Saturday, September 27, 2008

Freedom to Read

I've been contacted by an organization trolling for "Banned Book Week" entries on the Internet, and I've been given important news.

Apparently, I don't love my children. Or any children. Or even the U.S. Supreme Court. Maybe even America. And I certainly do not love God. (Wow, and I didn't even realize She was in the mix.)

The gist of the comment was that some children don't need to read some books. You know what? That's right. However, that's for their parents or guardians to decide.

When I was a child, my parents saw every book I was reading. Only once did Mom suggest I wait until I was older to read one book. (Helter Skelter really was a little intense for a 10-year-old.)

But here's the important thing to remember: I walked out of the library with the book.

It is not up to librarians, or committees, or mayors, or the government to decide what I can read. It's up to me and, if I am of an age, my parents.

Are there some books that children shouldn't read? Are there some books I read before I should have? Are there some books that contain objectionable material? Are there some books that shouldn't even see the light of day?

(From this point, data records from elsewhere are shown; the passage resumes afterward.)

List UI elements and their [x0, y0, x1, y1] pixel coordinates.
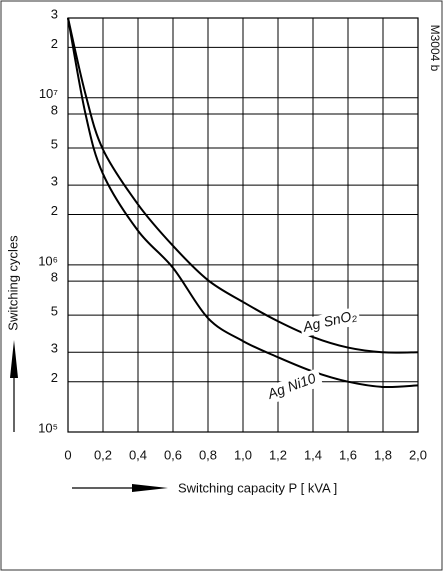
y-tick-label: 8: [51, 102, 58, 117]
y-tick-label: 2: [51, 203, 58, 218]
x-tick-label: 1,6: [339, 447, 357, 462]
x-tick-label: 1,0: [234, 447, 252, 462]
y-tick-label: 2: [51, 36, 58, 51]
y-arrow-head: [10, 340, 18, 378]
x-arrow-head: [132, 484, 168, 492]
y-tick-label: 10⁵: [38, 420, 58, 435]
label-backdrop: [260, 368, 324, 406]
x-tick-label: 1,2: [269, 447, 287, 462]
y-tick-label: 5: [51, 136, 58, 151]
x-tick-label: 0,2: [94, 447, 112, 462]
y-tick-label: 2: [51, 370, 58, 385]
figure-id: M3004 b: [428, 25, 442, 72]
series-label: Ag Ni10: [264, 370, 317, 402]
y-axis-label: Switching cycles: [5, 235, 20, 331]
x-tick-label: 2,0: [409, 447, 427, 462]
x-tick-label: 0,4: [129, 447, 147, 462]
x-tick-label: 0,8: [199, 447, 217, 462]
label-backdrop: [298, 306, 362, 338]
x-tick-label: 0: [64, 447, 71, 462]
series-line: [67, 17, 419, 389]
x-axis-label: Switching capacity P [ kVA ]: [178, 480, 337, 495]
y-tick-label: 3: [51, 174, 58, 189]
y-tick-label: 8: [51, 270, 58, 285]
y-tick-label: 5: [51, 304, 58, 319]
series-line: [67, 17, 419, 354]
plot-border: [67, 17, 419, 433]
y-tick-label: 3: [51, 341, 58, 356]
x-tick-label: 1,4: [304, 447, 322, 462]
x-tick-label: 1,8: [374, 447, 392, 462]
y-tick-label: 10⁶: [38, 253, 58, 268]
x-tick-label: 0,6: [164, 447, 182, 462]
y-tick-label: 3: [51, 6, 58, 21]
y-tick-label: 10⁷: [39, 86, 58, 101]
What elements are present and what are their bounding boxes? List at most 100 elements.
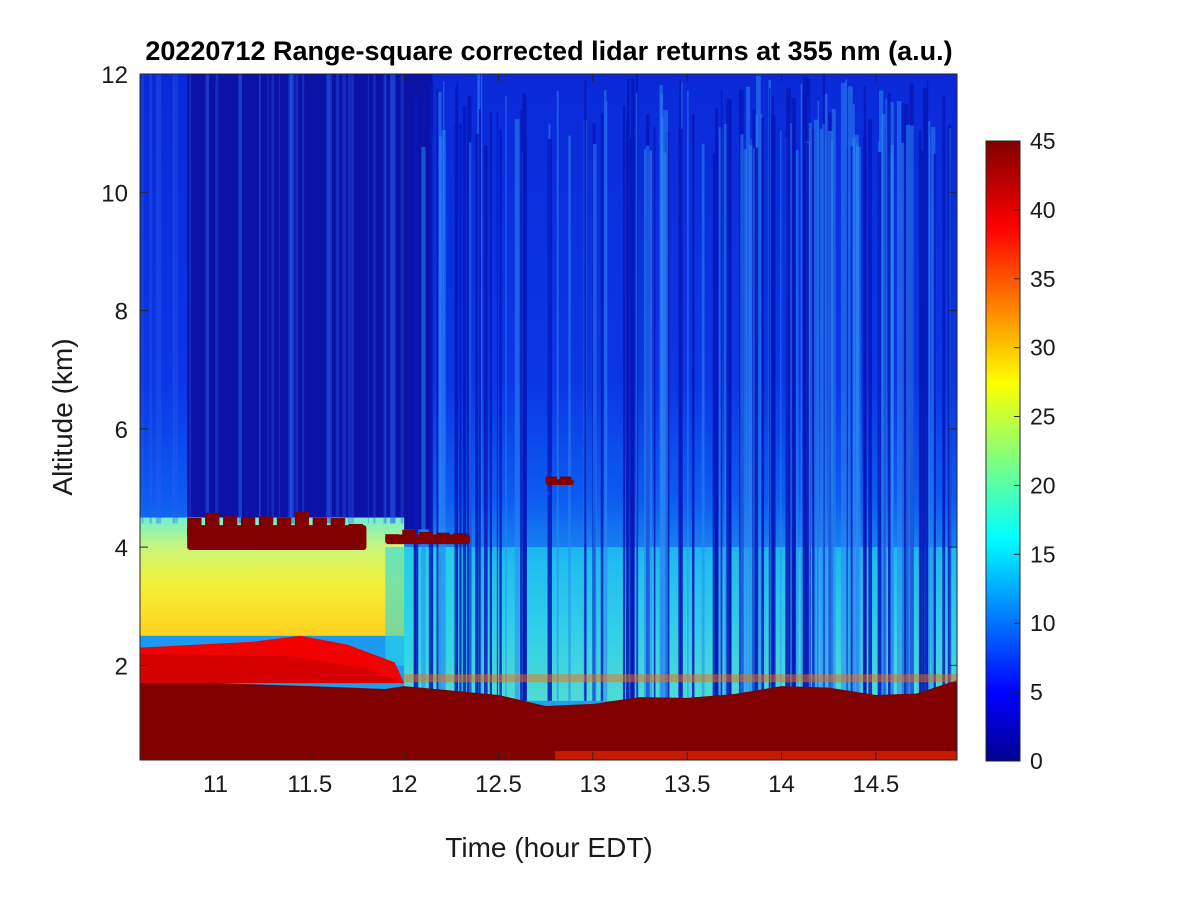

As my grandmother would have said, "Oh, jes."

But woe to the librarian or government official who tries to tell my children, my husband, or me whether we may read it.

Finally, should objectionable materials be in libraries? (I think that's the key issue for the group that tried to re-educate me.) And I phrase my answer in the form of a question: what's objectionable? I find Holocaust deniers objectionable and obscene. You may consider it fact. I like dinosaur books. You might think that's fiction and a challenge to your faith.

We can agree on some things that are unsuitable for the library. (My re-educators cited the U.S. Supreme Court, which has addressed this issue and established some guidelines, a good place to start.) The rest, let us decide for ourselves. I'll take care of my family. You take care of yours.